Naturalmente, come per tutte le cose, ci sono anche le eccezioni. E le eccezioni, in Italia, riguardano alcune regioni e città, in cui ci sono ancora basse percentuali di adesione alla differenziata, e i rifiuti non urbani, su cui non c’è ancora una regolamentazione intelligente nè un progetto per il riutilizzo a livello di risorsa, come per il resto delle categorie. E così, se in alcuni centri è possibile trovare la macchinetta che “mangia” bottiglie e rilascia centesimi per fare la spesa, in altri mancano proprio gli impianti per il trattamento dei materiali.

I nuovi obiettivi

Tutto questo ha imposto di stilare nuovi obiettivi: d’altra parte, si sa, si può fare sempre meglio ed imparare dal passato per progettare un futuro sempre più in grande.

E così Edo Ronchi, presidente della Fondazione per lo sviluppo sostenibile, ha dichiarato: “Per raggiungere i nuovi obiettivi indicati dall’Unione europea bisogna ora superare i ritardi che caratterizzano città come Napoli o Roma e regioni come la Basilicata, la Puglia, il Molise, la Calabria e la Sicilia. Molto importante sarà anche aggiornare i decreti sul recupero dei rifiuti speciali per avere una più estesa ed efficiente diffusione del riciclo con il regime di end of waste“.

Insomma, c’è ancora tanto da fare! Ma questo ha anche dei risvolti in positivo… vediamo perché.

L’ “impresa” rifiuti

Non ci si pensa, ma l’era del riciclo dei rifiuti ha generato un rebound, in positivo, di innovazione e posti di lavoro, nonché di settori di studio in cui specializzarsi per dedicarsi a determinate mansioni e ruoli all’interno della “grande catena”.

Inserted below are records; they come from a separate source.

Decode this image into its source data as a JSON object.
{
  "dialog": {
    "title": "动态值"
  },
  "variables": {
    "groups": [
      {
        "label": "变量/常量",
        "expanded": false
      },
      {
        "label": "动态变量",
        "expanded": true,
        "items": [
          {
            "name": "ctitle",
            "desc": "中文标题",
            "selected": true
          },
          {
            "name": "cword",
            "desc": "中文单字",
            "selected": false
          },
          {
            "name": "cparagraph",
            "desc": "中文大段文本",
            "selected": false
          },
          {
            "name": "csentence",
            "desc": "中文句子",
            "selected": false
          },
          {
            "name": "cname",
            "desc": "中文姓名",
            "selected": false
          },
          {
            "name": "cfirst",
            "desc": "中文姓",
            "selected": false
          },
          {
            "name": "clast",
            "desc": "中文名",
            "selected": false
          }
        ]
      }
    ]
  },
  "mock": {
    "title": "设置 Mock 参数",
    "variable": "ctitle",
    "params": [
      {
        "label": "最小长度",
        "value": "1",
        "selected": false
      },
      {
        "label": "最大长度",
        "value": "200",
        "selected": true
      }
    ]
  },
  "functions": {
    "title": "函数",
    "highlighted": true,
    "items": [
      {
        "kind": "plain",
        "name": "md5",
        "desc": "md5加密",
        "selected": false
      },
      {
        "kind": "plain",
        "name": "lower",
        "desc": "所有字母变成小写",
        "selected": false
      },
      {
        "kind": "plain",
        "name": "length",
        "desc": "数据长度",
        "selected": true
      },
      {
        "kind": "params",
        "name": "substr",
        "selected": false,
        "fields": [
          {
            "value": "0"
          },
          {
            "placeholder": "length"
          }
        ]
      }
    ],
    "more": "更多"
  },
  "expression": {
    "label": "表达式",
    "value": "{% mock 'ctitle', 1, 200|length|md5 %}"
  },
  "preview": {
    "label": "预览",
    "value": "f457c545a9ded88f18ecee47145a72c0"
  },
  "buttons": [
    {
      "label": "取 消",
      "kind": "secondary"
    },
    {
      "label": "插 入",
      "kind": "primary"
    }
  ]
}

Non è assolutamente da sottovalutare, infatti, che l’industria dei rifiuti ha generato 155 mila posti di lavoro, viaggiando, tra l’altro, su consensi che aumentano di giorno in giorno, sfiorando il 90%. Praticamente una popolazione intera che la ritiene “cosa buona e giusta”, riuscendo anche ad inserirsi nel meccanismo come personale altamente qualificato, per partecipare e migliorare lo stato delle cose.

Il settore della green economy, in cui l’Italia detiene il 12% dei brevetti Europei, conta oltre 6 mila imprese, per un fatturato di 50 miliardi di euro, a cui vanno aggiunte quelle realtà in cui i rifiuti costituiscono una priorità secondaria, con altre aziende ed altri addetti ai lavori, per un totale stimato di circa 9 mila aziende e 328 mila occupati. Niente male per un Paese in cui la parola “crisi” è diventata quasi una (strana?) abitudine, con la conseguente “fuga dei cervelli”.

In più c’è da tener presente che tutta una serie di materiali vengono lavorati e proposti diversamente, tant’è, ad esempio, che è nato il CONAI (Consorzio nazionale Imballaggi) con i relativi consorzi di filiera, per la produzione di imballaggi.

Non ci resta che aspettare, quindi, educando i nostri figli al rispetto dell’ambiente e delle regole, per scoprire quanto il mondo del riciclo dei rifiuti abbia ancora da offrirci.